Racconto per il concorso "300 Parole Per Un Incubo", 2008 - edizione 7

Ogni strada sembra uguale in questa dannata città: case basse, marciapiedi malmessi e ovunque una leggera nebbia. In giro nessuno, tranne l’uomo che sto seguendo.
Non so come si chiami questo posto. Neppure ricordo di esserci arrivato. È come se mi fossi appena svegliato.
O forse appena addormentato.
Alle mie spalle scorre un fiume. Mi accorgo di essere bagnato. Quell’uomo forse mi ha salvato dall’annegamento?
Camminiamo, per un tempo infinito, lungo strade anonime. Odo voci disperate. Credo invochino perdono.

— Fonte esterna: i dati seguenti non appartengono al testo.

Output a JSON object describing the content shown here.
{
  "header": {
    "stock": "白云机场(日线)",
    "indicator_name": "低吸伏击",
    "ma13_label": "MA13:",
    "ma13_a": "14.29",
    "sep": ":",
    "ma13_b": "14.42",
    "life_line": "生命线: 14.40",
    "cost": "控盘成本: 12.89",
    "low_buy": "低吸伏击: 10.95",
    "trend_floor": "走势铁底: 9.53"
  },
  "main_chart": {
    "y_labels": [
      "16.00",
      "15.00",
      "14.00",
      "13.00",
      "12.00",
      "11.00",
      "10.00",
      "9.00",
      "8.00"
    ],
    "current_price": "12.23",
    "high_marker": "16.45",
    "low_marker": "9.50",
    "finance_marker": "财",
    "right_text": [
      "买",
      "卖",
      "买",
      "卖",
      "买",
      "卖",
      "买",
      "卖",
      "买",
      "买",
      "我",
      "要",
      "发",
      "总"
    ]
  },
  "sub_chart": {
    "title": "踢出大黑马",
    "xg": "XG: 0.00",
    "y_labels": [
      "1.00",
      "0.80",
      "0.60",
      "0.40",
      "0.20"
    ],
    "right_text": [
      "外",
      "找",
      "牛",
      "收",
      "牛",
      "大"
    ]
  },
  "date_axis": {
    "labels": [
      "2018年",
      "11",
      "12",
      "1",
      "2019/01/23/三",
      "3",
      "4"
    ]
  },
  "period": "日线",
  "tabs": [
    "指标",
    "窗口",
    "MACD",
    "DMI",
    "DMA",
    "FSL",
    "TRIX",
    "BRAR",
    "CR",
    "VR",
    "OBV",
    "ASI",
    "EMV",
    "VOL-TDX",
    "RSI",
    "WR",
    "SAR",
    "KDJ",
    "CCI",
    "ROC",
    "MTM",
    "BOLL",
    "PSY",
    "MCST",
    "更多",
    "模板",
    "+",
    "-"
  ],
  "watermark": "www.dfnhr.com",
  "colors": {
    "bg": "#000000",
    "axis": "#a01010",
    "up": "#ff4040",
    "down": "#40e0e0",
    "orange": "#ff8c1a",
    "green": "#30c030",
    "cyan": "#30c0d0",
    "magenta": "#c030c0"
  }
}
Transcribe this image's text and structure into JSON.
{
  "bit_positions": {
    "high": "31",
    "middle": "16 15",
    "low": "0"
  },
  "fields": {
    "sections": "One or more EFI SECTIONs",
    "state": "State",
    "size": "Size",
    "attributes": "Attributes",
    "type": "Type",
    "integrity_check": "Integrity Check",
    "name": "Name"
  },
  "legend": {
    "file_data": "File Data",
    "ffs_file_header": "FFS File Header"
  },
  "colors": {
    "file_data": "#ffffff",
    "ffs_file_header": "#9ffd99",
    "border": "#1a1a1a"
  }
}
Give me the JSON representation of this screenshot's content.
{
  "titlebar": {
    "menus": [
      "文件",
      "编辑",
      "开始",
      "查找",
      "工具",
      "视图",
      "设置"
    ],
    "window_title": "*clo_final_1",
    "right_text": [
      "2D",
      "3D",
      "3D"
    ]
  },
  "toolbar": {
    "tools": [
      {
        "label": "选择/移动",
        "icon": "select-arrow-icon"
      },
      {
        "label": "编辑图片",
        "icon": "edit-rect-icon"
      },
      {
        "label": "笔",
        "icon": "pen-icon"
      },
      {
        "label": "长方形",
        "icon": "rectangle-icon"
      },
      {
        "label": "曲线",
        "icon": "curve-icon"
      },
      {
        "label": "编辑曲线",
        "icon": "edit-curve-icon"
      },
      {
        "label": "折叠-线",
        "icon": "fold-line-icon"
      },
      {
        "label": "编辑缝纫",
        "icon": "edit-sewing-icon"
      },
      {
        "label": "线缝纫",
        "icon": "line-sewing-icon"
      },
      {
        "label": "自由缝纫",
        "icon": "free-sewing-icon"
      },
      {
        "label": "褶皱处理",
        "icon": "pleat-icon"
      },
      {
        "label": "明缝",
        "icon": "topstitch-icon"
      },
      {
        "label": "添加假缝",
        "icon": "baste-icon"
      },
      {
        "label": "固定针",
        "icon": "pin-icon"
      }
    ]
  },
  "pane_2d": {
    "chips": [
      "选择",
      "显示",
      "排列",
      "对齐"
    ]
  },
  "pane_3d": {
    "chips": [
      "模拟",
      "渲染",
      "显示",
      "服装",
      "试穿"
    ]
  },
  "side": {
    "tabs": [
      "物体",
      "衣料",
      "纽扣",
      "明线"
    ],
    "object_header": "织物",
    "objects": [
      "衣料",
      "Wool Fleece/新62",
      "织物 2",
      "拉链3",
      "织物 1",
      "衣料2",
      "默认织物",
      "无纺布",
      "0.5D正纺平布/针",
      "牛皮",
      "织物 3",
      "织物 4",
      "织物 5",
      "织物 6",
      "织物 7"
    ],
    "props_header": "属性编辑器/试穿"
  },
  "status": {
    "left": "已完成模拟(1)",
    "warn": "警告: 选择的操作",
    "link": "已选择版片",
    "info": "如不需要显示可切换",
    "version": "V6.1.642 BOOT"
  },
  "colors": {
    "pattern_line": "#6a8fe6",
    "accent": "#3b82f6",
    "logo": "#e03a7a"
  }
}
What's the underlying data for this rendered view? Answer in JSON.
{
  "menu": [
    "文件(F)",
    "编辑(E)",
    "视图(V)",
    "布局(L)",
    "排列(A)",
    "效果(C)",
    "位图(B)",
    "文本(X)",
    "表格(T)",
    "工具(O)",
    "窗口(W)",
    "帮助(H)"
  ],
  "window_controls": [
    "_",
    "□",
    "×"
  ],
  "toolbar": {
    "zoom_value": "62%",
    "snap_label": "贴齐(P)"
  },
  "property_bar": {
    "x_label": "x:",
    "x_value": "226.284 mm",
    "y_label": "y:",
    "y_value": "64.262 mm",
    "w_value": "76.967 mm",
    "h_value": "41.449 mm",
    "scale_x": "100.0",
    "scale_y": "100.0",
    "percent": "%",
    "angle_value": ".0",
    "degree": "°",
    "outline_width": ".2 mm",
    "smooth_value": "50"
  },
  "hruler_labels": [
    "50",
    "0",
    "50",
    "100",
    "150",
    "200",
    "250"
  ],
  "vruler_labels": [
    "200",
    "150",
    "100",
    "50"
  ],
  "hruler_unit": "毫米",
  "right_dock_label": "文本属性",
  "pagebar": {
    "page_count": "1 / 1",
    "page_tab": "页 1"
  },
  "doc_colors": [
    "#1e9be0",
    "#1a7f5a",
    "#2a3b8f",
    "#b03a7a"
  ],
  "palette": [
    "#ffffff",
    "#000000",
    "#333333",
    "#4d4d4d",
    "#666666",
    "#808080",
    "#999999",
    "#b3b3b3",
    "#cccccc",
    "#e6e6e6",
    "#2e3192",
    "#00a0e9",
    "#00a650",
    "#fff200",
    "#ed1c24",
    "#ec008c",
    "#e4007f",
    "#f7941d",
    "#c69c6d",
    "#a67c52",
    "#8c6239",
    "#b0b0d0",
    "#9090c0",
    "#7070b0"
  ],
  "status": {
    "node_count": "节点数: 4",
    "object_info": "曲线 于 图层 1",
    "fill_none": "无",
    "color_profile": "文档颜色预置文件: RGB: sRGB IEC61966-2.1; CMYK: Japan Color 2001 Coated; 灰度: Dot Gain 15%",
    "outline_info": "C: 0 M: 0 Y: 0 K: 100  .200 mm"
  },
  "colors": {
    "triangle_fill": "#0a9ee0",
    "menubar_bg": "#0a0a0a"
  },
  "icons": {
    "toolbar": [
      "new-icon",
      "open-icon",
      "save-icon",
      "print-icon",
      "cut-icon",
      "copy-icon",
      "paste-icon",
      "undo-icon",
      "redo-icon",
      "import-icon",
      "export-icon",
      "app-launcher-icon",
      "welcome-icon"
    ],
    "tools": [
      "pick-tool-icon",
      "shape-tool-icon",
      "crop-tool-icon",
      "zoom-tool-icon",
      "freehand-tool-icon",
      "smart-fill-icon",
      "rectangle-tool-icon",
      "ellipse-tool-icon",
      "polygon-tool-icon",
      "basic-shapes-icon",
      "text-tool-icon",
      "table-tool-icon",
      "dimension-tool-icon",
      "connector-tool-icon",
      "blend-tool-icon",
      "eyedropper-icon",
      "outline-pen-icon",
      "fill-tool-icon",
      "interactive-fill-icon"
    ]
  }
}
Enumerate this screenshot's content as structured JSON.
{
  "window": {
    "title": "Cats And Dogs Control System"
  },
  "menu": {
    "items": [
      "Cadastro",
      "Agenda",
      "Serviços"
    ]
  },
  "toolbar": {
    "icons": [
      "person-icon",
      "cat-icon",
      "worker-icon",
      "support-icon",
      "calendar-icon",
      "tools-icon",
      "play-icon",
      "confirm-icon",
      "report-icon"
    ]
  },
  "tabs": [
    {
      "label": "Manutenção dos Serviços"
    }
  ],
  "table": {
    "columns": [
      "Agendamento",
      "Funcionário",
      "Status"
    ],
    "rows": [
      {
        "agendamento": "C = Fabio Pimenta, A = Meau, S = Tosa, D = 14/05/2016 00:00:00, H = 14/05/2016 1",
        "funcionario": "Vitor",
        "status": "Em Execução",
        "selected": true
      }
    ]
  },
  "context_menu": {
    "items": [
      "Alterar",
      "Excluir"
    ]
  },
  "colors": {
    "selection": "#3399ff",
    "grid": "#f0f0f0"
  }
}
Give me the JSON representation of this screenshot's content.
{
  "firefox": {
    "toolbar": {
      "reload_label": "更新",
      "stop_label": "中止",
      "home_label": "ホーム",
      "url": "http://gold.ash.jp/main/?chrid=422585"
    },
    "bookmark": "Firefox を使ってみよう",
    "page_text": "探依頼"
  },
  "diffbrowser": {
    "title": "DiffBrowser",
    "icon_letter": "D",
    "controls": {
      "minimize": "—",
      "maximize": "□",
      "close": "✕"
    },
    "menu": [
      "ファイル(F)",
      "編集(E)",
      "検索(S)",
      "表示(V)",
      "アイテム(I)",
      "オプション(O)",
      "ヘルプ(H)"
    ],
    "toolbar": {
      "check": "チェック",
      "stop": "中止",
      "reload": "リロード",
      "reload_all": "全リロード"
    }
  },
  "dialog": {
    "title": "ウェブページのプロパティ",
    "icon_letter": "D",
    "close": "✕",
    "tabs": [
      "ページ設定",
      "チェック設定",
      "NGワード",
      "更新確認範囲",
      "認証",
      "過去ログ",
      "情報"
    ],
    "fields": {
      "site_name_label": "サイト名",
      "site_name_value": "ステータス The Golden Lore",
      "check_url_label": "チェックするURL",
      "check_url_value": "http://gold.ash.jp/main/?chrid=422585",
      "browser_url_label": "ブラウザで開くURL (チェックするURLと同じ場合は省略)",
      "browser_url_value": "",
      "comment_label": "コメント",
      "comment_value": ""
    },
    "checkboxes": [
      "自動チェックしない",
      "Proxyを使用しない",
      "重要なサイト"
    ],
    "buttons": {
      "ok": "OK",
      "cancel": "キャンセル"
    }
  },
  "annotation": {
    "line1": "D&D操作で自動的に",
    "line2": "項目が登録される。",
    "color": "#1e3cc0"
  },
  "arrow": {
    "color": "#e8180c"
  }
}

Finalmente l’uomo si ferma, si volta e mi guarda con occhi di brace: «Qui!»
Vorrei chiedergli dove siamo, ma lui è scomparso.
Poi un cigolio. Una porta si apre e una piccola mano rugosa si poggia sul mio braccio. Una vecchietta, alta la metà di me, è sulla soglia di un vecchio appartamento che dà sulla strada.
Mi guarda come se avesse perso la via di casa.

 

«Come si fa il brodo?» chiede.
Temo di non aver capito: «Scusi?»
«Non ricordo la ricetta. Mi puoi aiutare?»
Entro nella sua abitazione. L’aria odora di solitudine.
«Metta in una pentola sale, carote, cipolla, sedano, carne...»
«Lo scrivi?»
Mi porge foglio e penna. Sto scrivendo: sale, carote.
Colgo un movimento veloce con la coda nell’occhio.
Subito dopo la mia mano è sul ripiano, staccata dal braccio.
Urlo.
Un altro colpo secco con un enorme coltello da cucina: perdo l’altra mano.
«Scusa», dice l’anziana donna, «mi serviva la carne».
Sono in ginocchio. Il sangue sgorga a litri dai polsi.
Improvvisi mi tornano in mente i miei peccati.
La prima vecchietta la uccisi affogandola nel brodo che lei stava cucinando. Era mia nonna.
«Volevo solo liberarle dalle loro miserie. Perdonami» balbetto.
La donna, mentre mi strappa i bulbi oculari, risponde: «Troppo tardi. La misericordia non abita qui».